I'm not sure what you mean by testing. I've run the code (as of today) using all the UFS cases that I'm interested in testing.

thomas-robinson commented 4 months ago

Further testing of this proposal depends on availability of Acorn which is scheduled to be in dedicated time for about 2 weeks starting today.

@dkokron this is what I meant by testing. You indicated that Acorn would be available around March 25. If you are satisfied with this PR and the testing done on your side, we can complete our code reviews and schedule it for merging and regression testing on our side.

dkokron commented 4 months ago

@thomas-robinson Acorn returned earlier than expected and I was able to get my testing completed yesterday.

dkokron commented 3 months ago

Is there anything more I need to do to move this forward?

MatthewPyle-NOAA commented 3 months ago

@bensonr Has this change made it into any alpha type release? Trying to understand the path it will take to being deployed in an FMS release. Thanks!
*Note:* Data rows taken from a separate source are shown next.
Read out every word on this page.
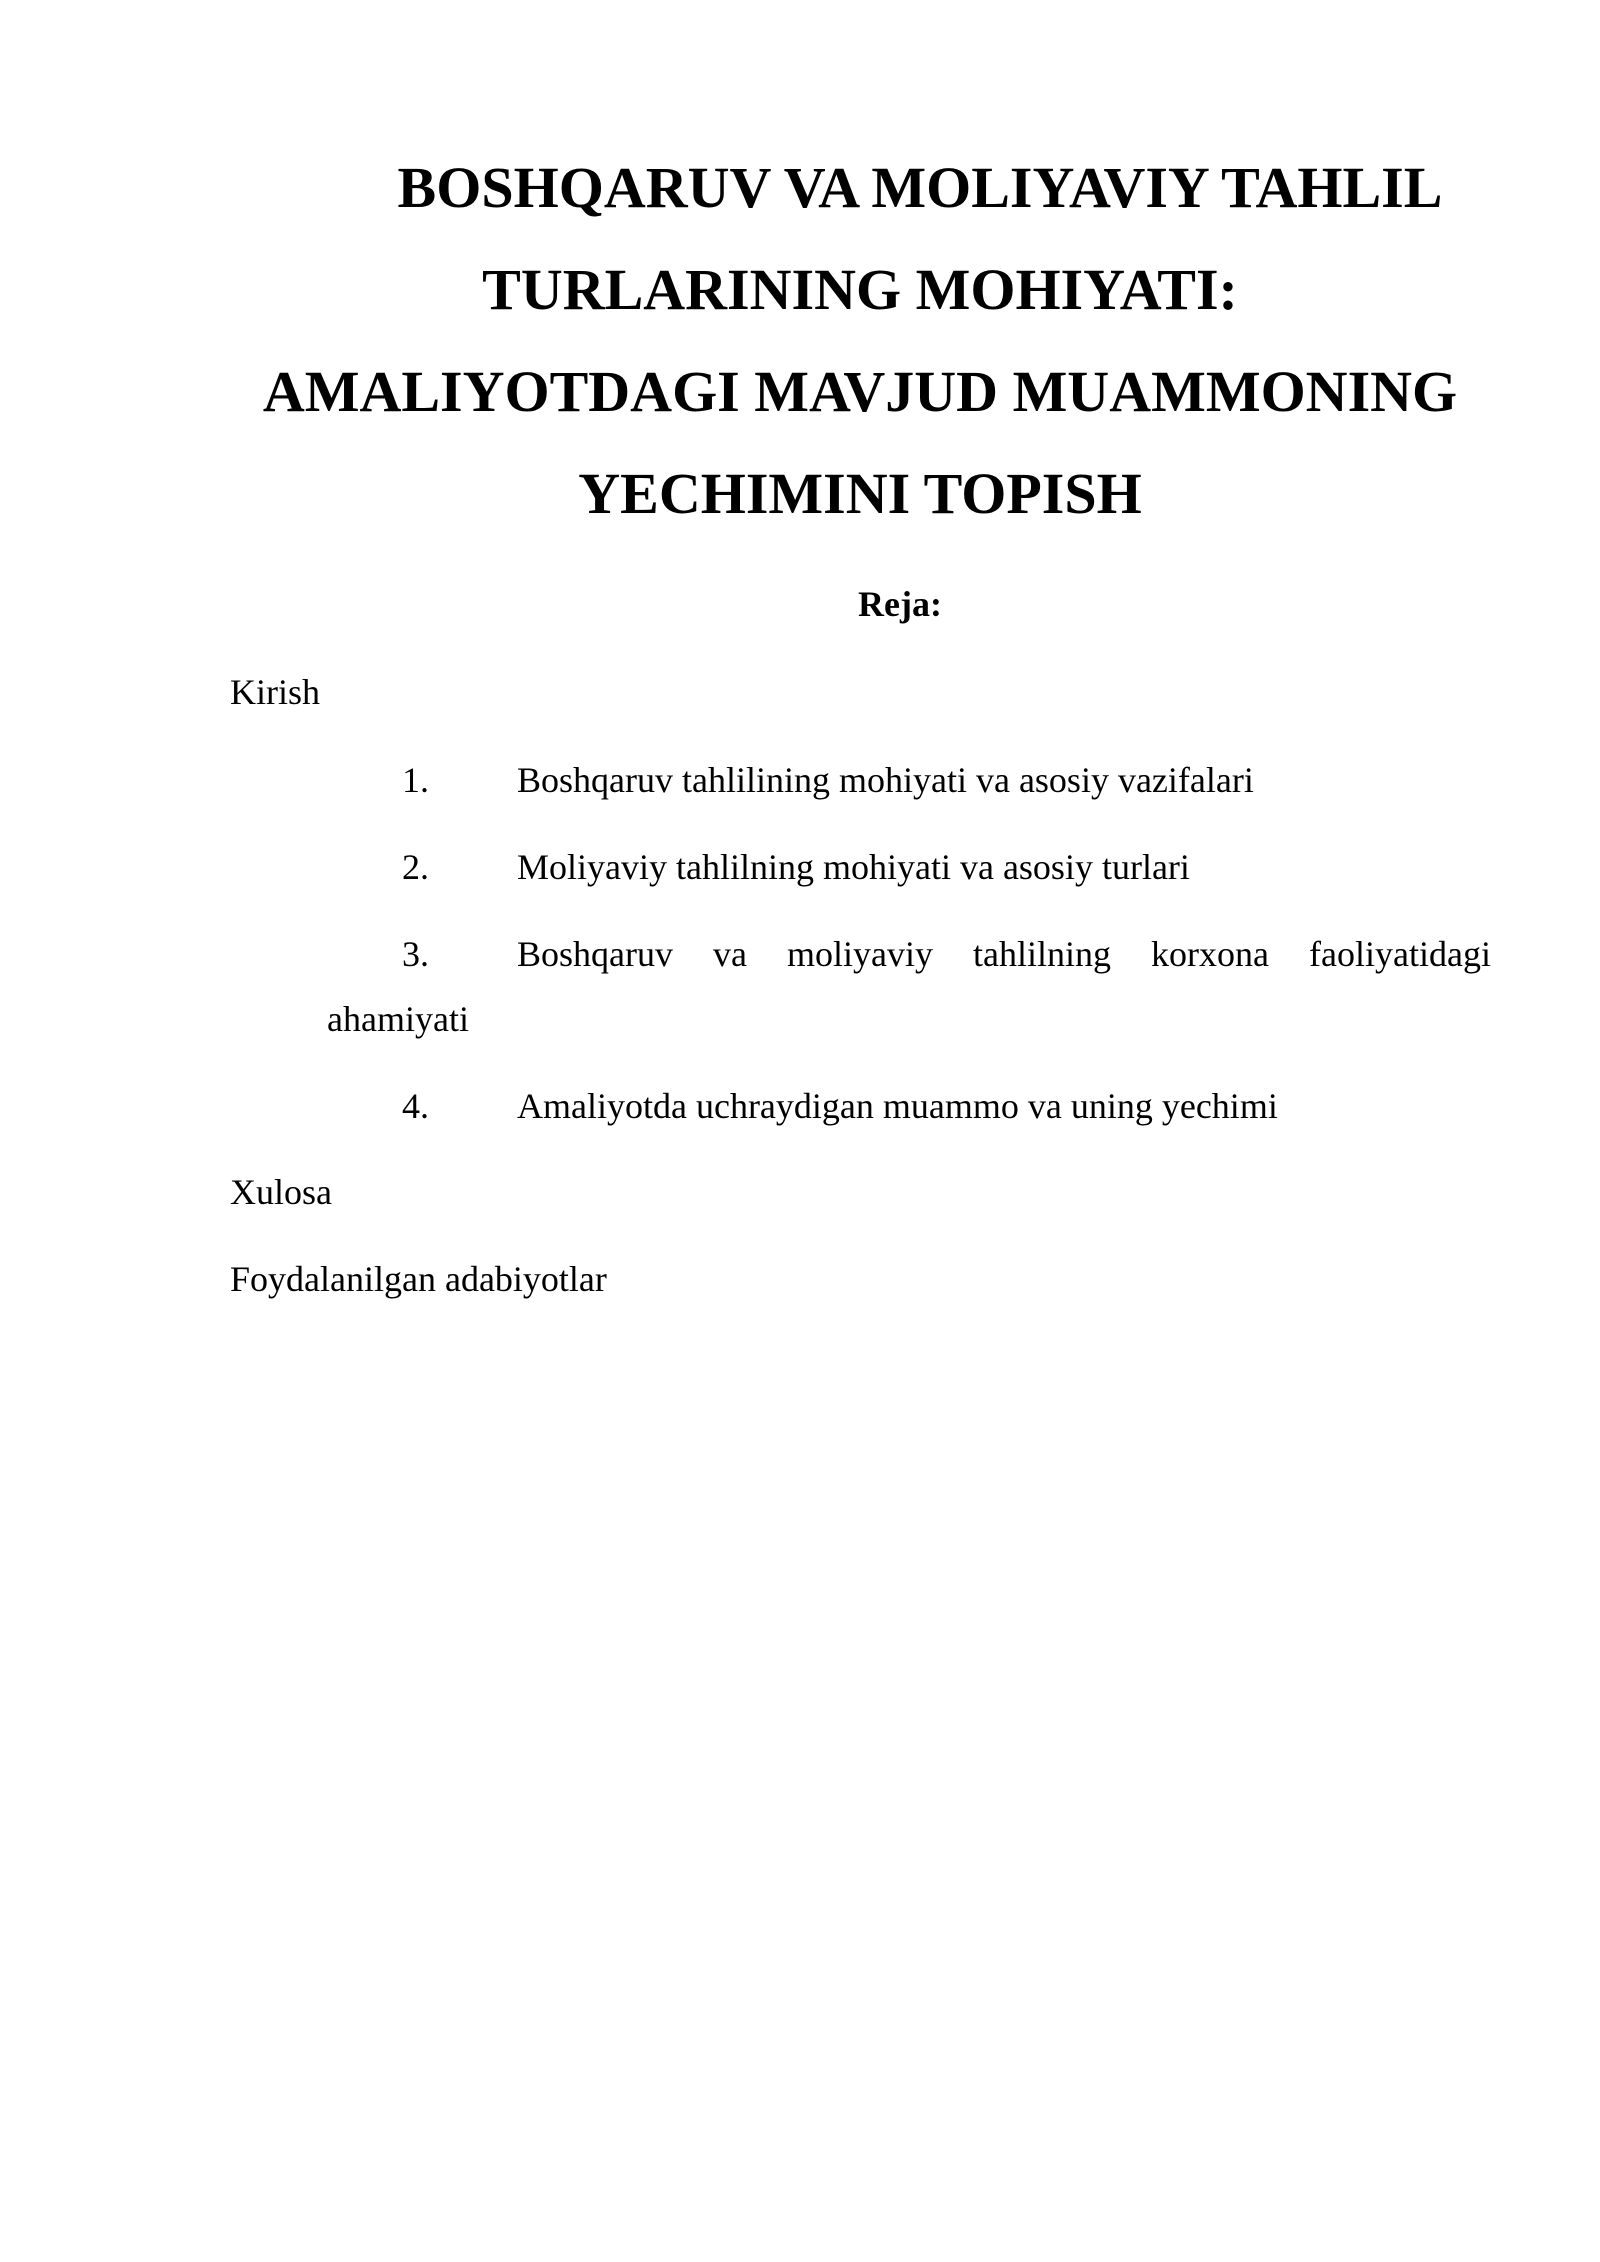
BOSHQARUV VA MOLIYAVIY TAHLIL
TURLARINING MOHIYATI:
AMALIYOTDAGI MAVJUD MUAMMONING
YECHIMINI TOPISH
Reja:
Kirish
1. Boshqaruv tahlilining mohiyati va asosiy vazifalari
2. Moliyaviy tahlilning mohiyati va asosiy turlari
3. Boshqaruv va moliyaviy tahlilning korxona faoliyatidagi
ahamiyati
4. Amaliyotda uchraydigan muammo va uning yechimi
Xulosa
Foydalanilgan adabiyotlar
bensonr commented 3 months ago

@bensonr Has this change made it into any alpha type release? Trying to understand the path it will take to being deployed in an FMS release. Thanks!

It was initially released as part of the 2024.01 beta4 release. Let us know if you encounter any issues in using it.

MatthewPyle-NOAA commented 2 months ago

@bensonr Things are mostly looking good using this beta4 release (did have a regression test of the model fail with it, but don't believe FMS is responsible for that). What is the timeline for an official 2024.01 release? Thanks!

thomas-robinson commented 2 months ago

@MatthewPyle-NOAA the release will (hopefully) be today or tomorrow pending our internal discussion at noon today. There will be a follow on patch in about a week.